Officers arrested two people for possessing cocaine. They told the officers that they had purchased the cocaine from the defendant. A U.S. Attorney told the officers to arrest the defendant but that a search warrant for the defendant’s apartment probably could not be obtained until the following day. The officers were to secure the apartment in the meantime to prevent the destruction of evidence.
The officers arrested the defendant in the lobby of his apartment building, took him to the apartment, knocked on his door, and when it was opened by Colon, entered the apartment without requesting or receiving permission. The officers conducted a limited security check of the apartment and in the process, observed in plain view various drug paraphernalia. Colon was arrested and he and the defendant were taken into custody. Two officers remained in the apartment awaiting the warrant, but because of administrative delay, the warrant was not issued until nineteen hours after the initial entry. In the search pursuant to the warrant, the agents discovered cocaine and records of narcotics transactions.
Whether the initial entry by the officers was lawful?
Yes. When officers, having probable cause, enter a premises, and secure the premises while others, in good faith, are in the process of obtaining a search warrant, they do not offend the Fourth Amendment.

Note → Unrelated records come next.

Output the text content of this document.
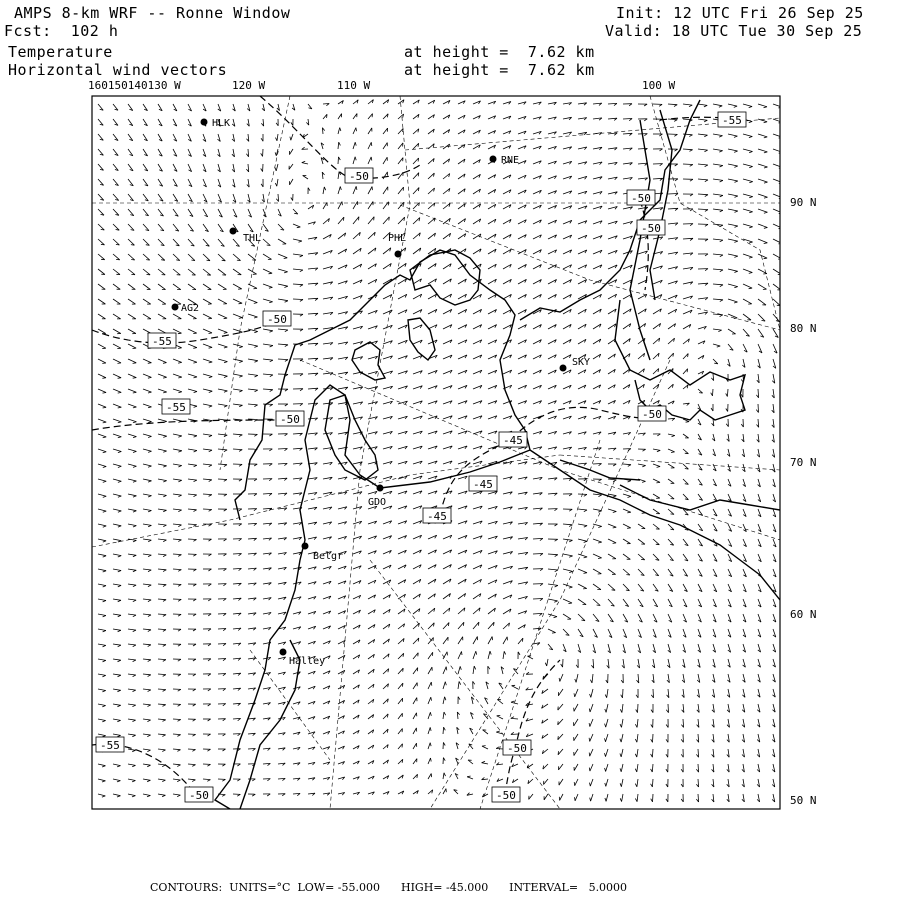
AMPS 8-km WRF -- Ronne Window
Fcst:  102 h
Temperature
Horizontal wind vectors
Init: 12 UTC Fri 26 Sep 25
Valid: 18 UTC Tue 30 Sep 25
at height =  7.62 km
at height =  7.62 km
160150140130 W	120 W	110 W	100 W
90 N
80 N
70 N
60 N
50 N
HLK
RNE
THL	PHL
AG2
SKY
GDO
Belgr
Halley
-50
-55
-50
-50
-50
-55
-55
-50	-50
-45
-45
-45
-55	-50
-50	-50
CONTOURS:  UNITS=°C  LOW= -55.000      HIGH= -45.000      INTERVAL=   5.0000
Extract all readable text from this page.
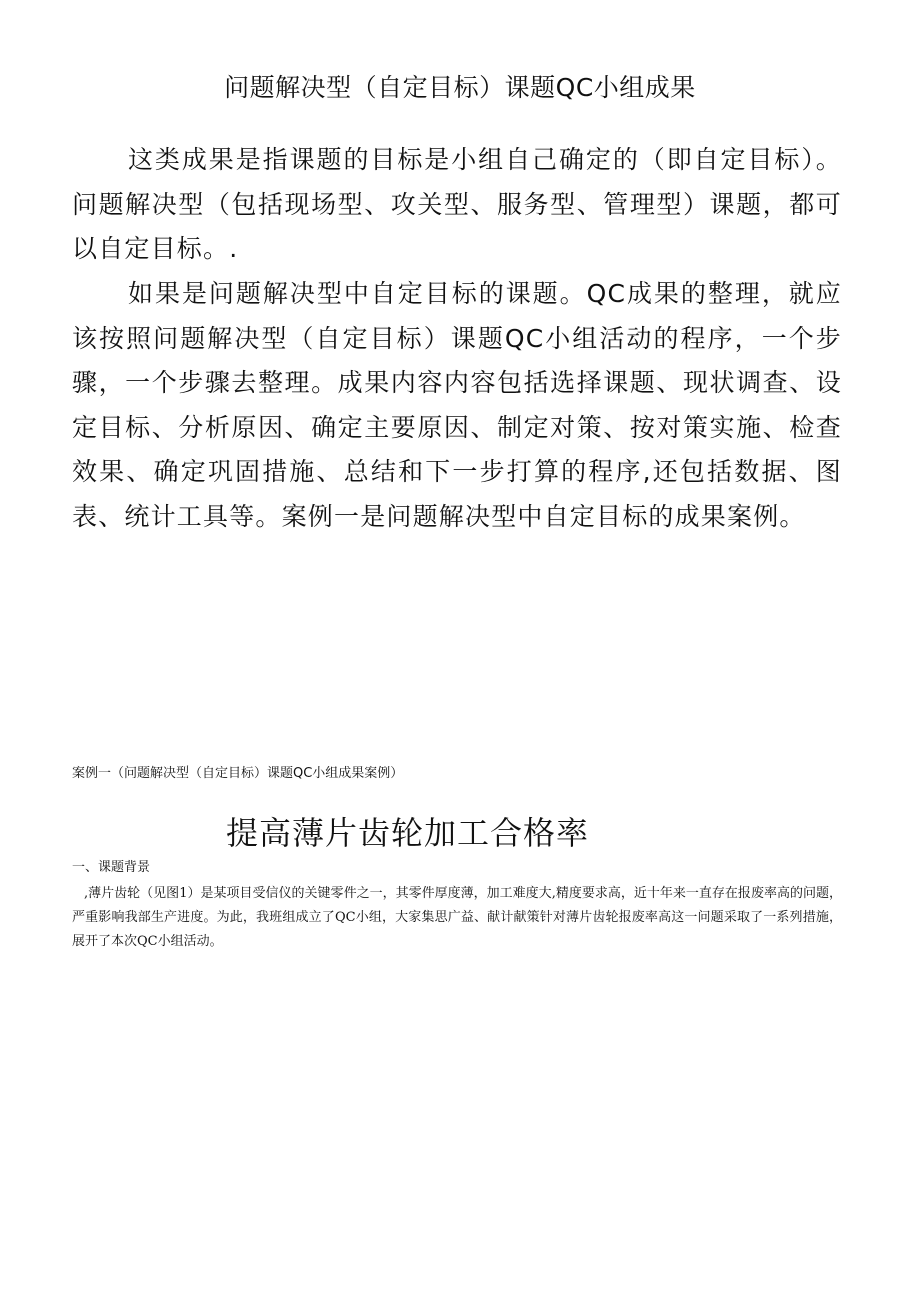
问题解决型（自定目标）课题QC小组成果

这类成果是指课题的目标是小组自己确定的（即自定目标）。问题解决型（包括现场型、攻关型、服务型、管理型）课题，都可以自定目标。.

如果是问题解决型中自定目标的课题。QC成果的整理，就应该按照问题解决型（自定目标）课题QC小组活动的程序，一个步骤，一个步骤去整理。成果内容内容包括选择课题、现状调查、设定目标、分析原因、确定主要原因、制定对策、按对策实施、检查效果、确定巩固措施、总结和下一步打算的程序,还包括数据、图表、统计工具等。案例一是问题解决型中自定目标的成果案例。

案例一（问题解决型（自定目标）课题QC小组成果案例）
提高薄片齿轮加工合格率
一、课题背景

,薄片齿轮（见图1）是某项目受信仪的关键零件之一，其零件厚度薄，加工难度大,精度要求高，近十年来一直存在报废率高的问题，严重影响我部生产进度。为此，我班组成立了QC小组，大家集思广益、献计献策针对薄片齿轮报废率高这一问题采取了一系列措施，展开了本次QC小组活动。
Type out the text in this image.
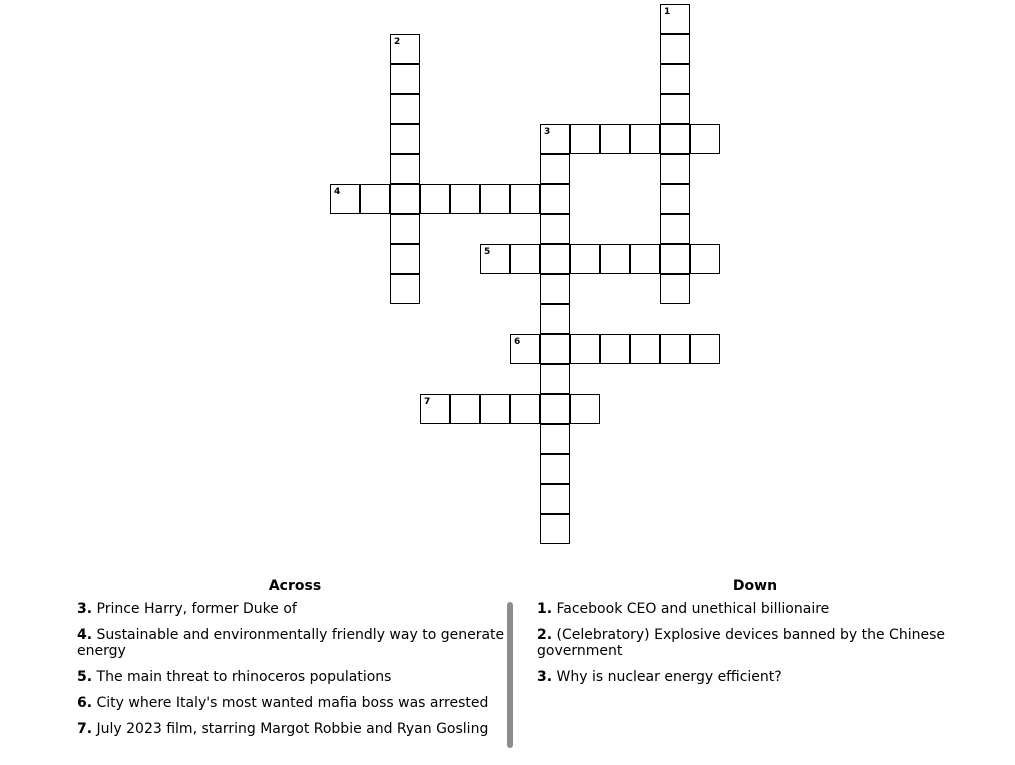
1
2
3
4
5
6
7
Across	Down
3. Prince Harry, former Duke of
4. Sustainable and environmentally friendly way to generate energy
5. The main threat to rhinoceros populations
6. City where Italy's most wanted mafia boss was arrested
7. July 2023 film, starring Margot Robbie and Ryan Gosling
1. Facebook CEO and unethical billionaire
2. (Celebratory) Explosive devices banned by the Chinese government
3. Why is nuclear energy efficient?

A seizure affects possessory interests. A search affects privacy interests. Therefore, a warrantless seizure of a person’s property can be reasonable on the basis of probable cause but a warrantless search might be unreasonable.
In this case, the officers had probable cause in advance that there was a criminal enterprise being conducted in the defendant’s apartment. Securing the premises from within was no greater an interference with the defendant’s possessory interests (a seizure) than a perimeter stakeout. Under either method, officers control the apartment pending the arrival of a search warrant. Further, there was no evidence that the officers exploited the defendant’s privacy interests while in the apartment. They simply awaited issuance of the warrant.
As a secondary point, the exclusionary rule suppresses evidence not only obtained as a direct result of an illegal search or seizure, but also evidence later found to be derivative of that illegal venture. However, evidence is not to be excluded if the connection between the government conduct and the discovery and seizure of the evidence is so attenuated as to dissipate the illegal taint. Therefore, whether the initial entry was legal is irrelevant to the admissibility of the challenged evidence because there was an independent source for the warrant under which that evidence was seized. None of the information on which the warrant was secured was based on the initial entry into the defendant’s apartment.